Correct Reasoning in Hybrid Intelligence
This project is defined within the scope of the Hybrid Intelligence: Augmenting Human Intellect project. It addresses the Trust and Trustworthiness challenge, the Hybrid Law use case and the NLP4HI SIG. The project is a collaboration between partners from Utrecht University and the University of Groningen.
What is our aim?Sound reasoning in state-of-the-art machine learning, particularly in generative large language models, is a timely and open issue. While their performance is often good, they are prone to hallucination and they generally perform poorly in new, unseen reasoning tasks. These systems, moreover, act as black boxes making it impossible to analyze their internal structures. It is also difficult to evaluate their sound reasoning capabilities using static benchmarks, as state-of-the-art commercially available models are retrained regularly on new data, including these new, static benchmarks. By creating dynamically generated benchmarks of scaling complexity, we aim to evaluate LLMs quantitatively.
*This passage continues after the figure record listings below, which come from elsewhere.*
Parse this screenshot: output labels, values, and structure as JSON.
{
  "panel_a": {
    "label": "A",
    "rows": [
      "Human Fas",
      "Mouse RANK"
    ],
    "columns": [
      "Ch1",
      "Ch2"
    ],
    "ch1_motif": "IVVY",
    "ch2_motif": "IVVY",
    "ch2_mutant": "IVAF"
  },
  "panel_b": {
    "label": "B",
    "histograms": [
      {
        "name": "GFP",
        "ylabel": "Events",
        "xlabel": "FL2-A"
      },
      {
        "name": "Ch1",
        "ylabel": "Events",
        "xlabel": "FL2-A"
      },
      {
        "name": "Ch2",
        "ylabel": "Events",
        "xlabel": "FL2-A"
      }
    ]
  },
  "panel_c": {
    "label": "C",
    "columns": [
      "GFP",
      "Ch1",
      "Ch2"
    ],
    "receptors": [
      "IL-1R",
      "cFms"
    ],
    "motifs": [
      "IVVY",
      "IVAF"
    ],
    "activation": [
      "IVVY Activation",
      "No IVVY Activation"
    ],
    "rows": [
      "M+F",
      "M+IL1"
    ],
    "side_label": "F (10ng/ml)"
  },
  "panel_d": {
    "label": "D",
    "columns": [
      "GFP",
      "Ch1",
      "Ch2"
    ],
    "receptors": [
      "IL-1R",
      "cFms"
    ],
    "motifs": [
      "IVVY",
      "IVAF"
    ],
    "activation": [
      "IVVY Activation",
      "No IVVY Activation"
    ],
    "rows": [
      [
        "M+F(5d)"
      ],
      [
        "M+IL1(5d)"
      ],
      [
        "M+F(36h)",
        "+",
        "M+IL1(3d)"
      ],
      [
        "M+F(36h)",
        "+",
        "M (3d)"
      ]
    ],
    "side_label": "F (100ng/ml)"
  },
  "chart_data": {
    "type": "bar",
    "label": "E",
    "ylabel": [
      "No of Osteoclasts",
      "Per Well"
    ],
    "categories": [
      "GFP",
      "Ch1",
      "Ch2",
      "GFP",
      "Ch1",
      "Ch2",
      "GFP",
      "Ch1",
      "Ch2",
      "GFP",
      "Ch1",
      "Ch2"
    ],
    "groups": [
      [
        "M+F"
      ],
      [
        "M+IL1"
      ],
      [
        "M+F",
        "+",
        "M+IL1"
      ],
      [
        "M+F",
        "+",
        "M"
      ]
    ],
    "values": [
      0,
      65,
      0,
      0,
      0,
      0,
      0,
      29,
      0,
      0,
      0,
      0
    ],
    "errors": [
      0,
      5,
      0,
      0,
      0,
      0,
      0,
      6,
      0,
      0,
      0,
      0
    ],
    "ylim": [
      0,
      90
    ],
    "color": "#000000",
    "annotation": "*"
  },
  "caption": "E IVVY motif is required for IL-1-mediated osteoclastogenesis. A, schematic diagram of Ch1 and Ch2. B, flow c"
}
In previous research (HI project 1.02 - Aligning learning and reasoning systems for responsible HI), a neuro-symbolic system was designed that can solve legal textual entailment tasks as part of the international COLIEE competition on legal information extraction and entailment. In this project, we aim to extend the system to make it work as an assisting tool, which can be used by a human in a hybrid intelligent system, by building on elicited and artificially generated knowledge structures.
Why is this important?The project is primarily concerned with correct reasoning in data-driven approaches, which is essential for responsible hybrid intelligence. Collaboration with domain experts will not only ensure a hybrid approach during the design phase but also give us insight into how we can create tailored systems that can collaborate with the human end-users. In the neuro-symbolic experiments, explainability will play a key role, as we try to unravel how data-driven approaches reason and create neuro-symbolic systems that are explainable and adaptive by design. In the potential user studies, the user and the AI will form a hybrid intelligent system, to augment intelligence through synergy.
How will we approach this?To create benchmarks for evaluating the reasoning capabilities of LLMs, we will use argumentation frameworks that represent legal reasoning tasks. These representations are to be generated dynamically and with scaling complexity. They are then translated into natural language, which will act as the input query to the large language models that we evaluate.
The neuro-symbolic legal textual entailment system will be further explored by improving the NLP aspects, collaborating with legal experts to craft more knowledge representations of the law, and further investigating the idea of artificially generating knowledge representations using generative AI.